Peindre plusieurs fois le même personnage dans un tableau n’était pas une nouveauté dans l’histoire de l’art. Les primitifs italiens employaient déjà ce processus pour représenter plusieurs épisodes d’une histoire sur un même panneau et cette manière de faire se prolongea jusqu’au maniérisme. Au XVIIe siècle, on peut rappeler les exemples des portraits peints pour que les sculpteurs puissent exécuter leur œuvre, comme le Triple portrait de Richelieu par Philippe de Champaigne conservé à la National Gallery de Londres.

Le propos de Maurice Denis dans ce tableau est différent. Sans doute s’inspire-t-il en partie de Georges Seurat qui, dans Les Poseuses (Barnes Foundation), avait utilisé le même modèle professionnel pour le représenter trois fois. Mais Denis semble plutôt, comme le souligne Guy Cogeval dans la notice du catalogue de l’exposition de 1994-1995, se rapprocher de Pierre Puvis de Chavanne et de ses Jeunes filles au bord de la mer (Orsay), dont Gustave Kahn disait : « n’y peut-on voir, en ces trois femmes toutes trois semblables et néanmoins d’attitudes diverses, la même femme sous trois aspects physiques... la même à trois moments, à trois actes de sa vie [...] » Citons la belle conclusion de cette notice : « Et en nous rappelant, avec Mallarmé, Maeterlinck et Proust, que la vérité d’un être aimé est la somme de ses avènements successifs, Denis atteint un des sommets de l’art symboliste. »

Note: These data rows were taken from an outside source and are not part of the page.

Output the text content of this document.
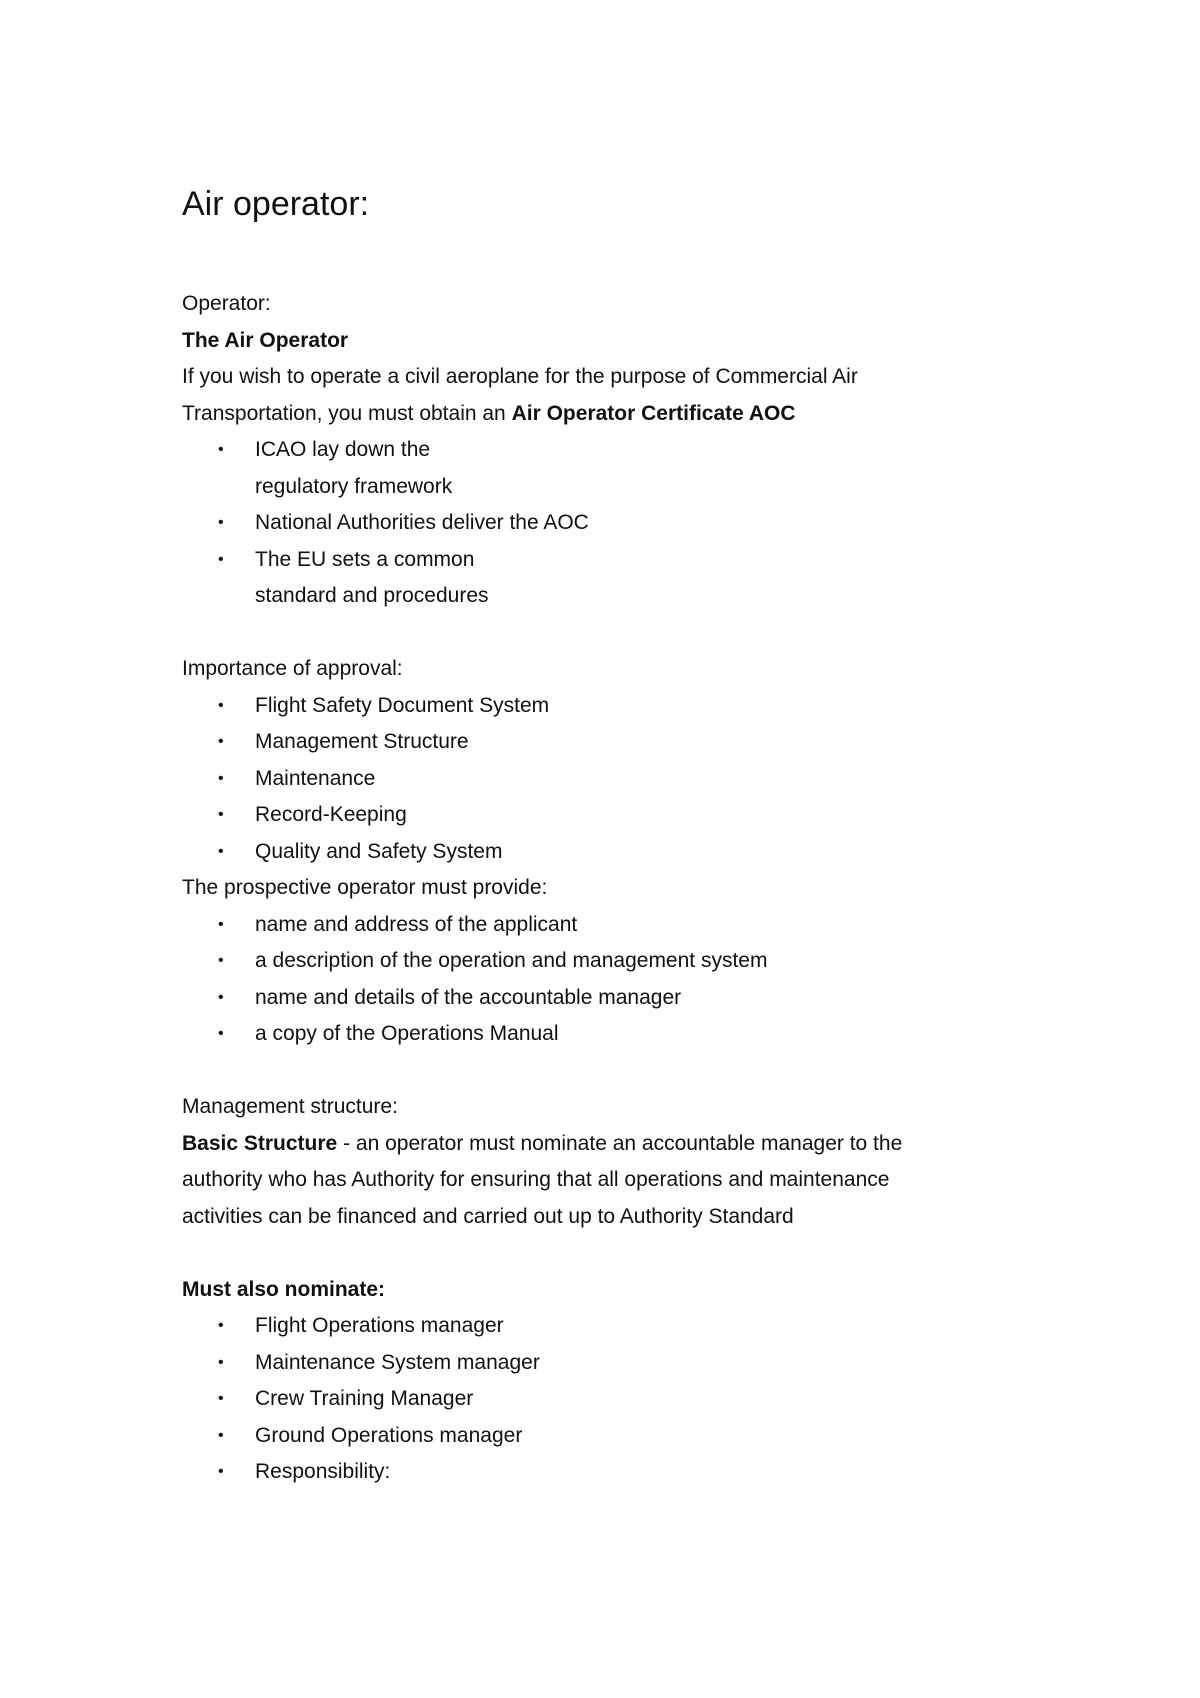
Air operator:

Operator:

The Air Operator

If you wish to operate a civil aeroplane for the purpose of Commercial Air

Transportation, you must obtain an Air Operator Certificate AOC

• ICAO lay down the
regulatory framework
• National Authorities deliver the AOC
• The EU sets a common
standard and procedures

Importance of approval:

• Flight Safety Document System
• Management Structure
• Maintenance
• Record-Keeping
• Quality and Safety System

The prospective operator must provide:

• name and address of the applicant
• a description of the operation and management system
• name and details of the accountable manager
• a copy of the Operations Manual

Management structure:

Basic Structure - an operator must nominate an accountable manager to the

authority who has Authority for ensuring that all operations and maintenance

activities can be financed and carried out up to Authority Standard

Must also nominate:

• Flight Operations manager
• Maintenance System manager
• Crew Training Manager
• Ground Operations manager
• Responsibility:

Incontestablement, il s’agit d’une pièce maîtresse du Symbolisme qui intègre aujourd’hui les collections du Musée d’Orsay. La beauté de cette toile est encore rehaussée par le cadre peint qui l’entoure. Marthe Denis, l’épouse de Maurice, en est l’auteur.

Signalons pour conclure qu’Yvonne figure dans une photographie d’Edgar Degas acquise par Orsay en 2004 représentant Henry Lerolle et ses deux filles.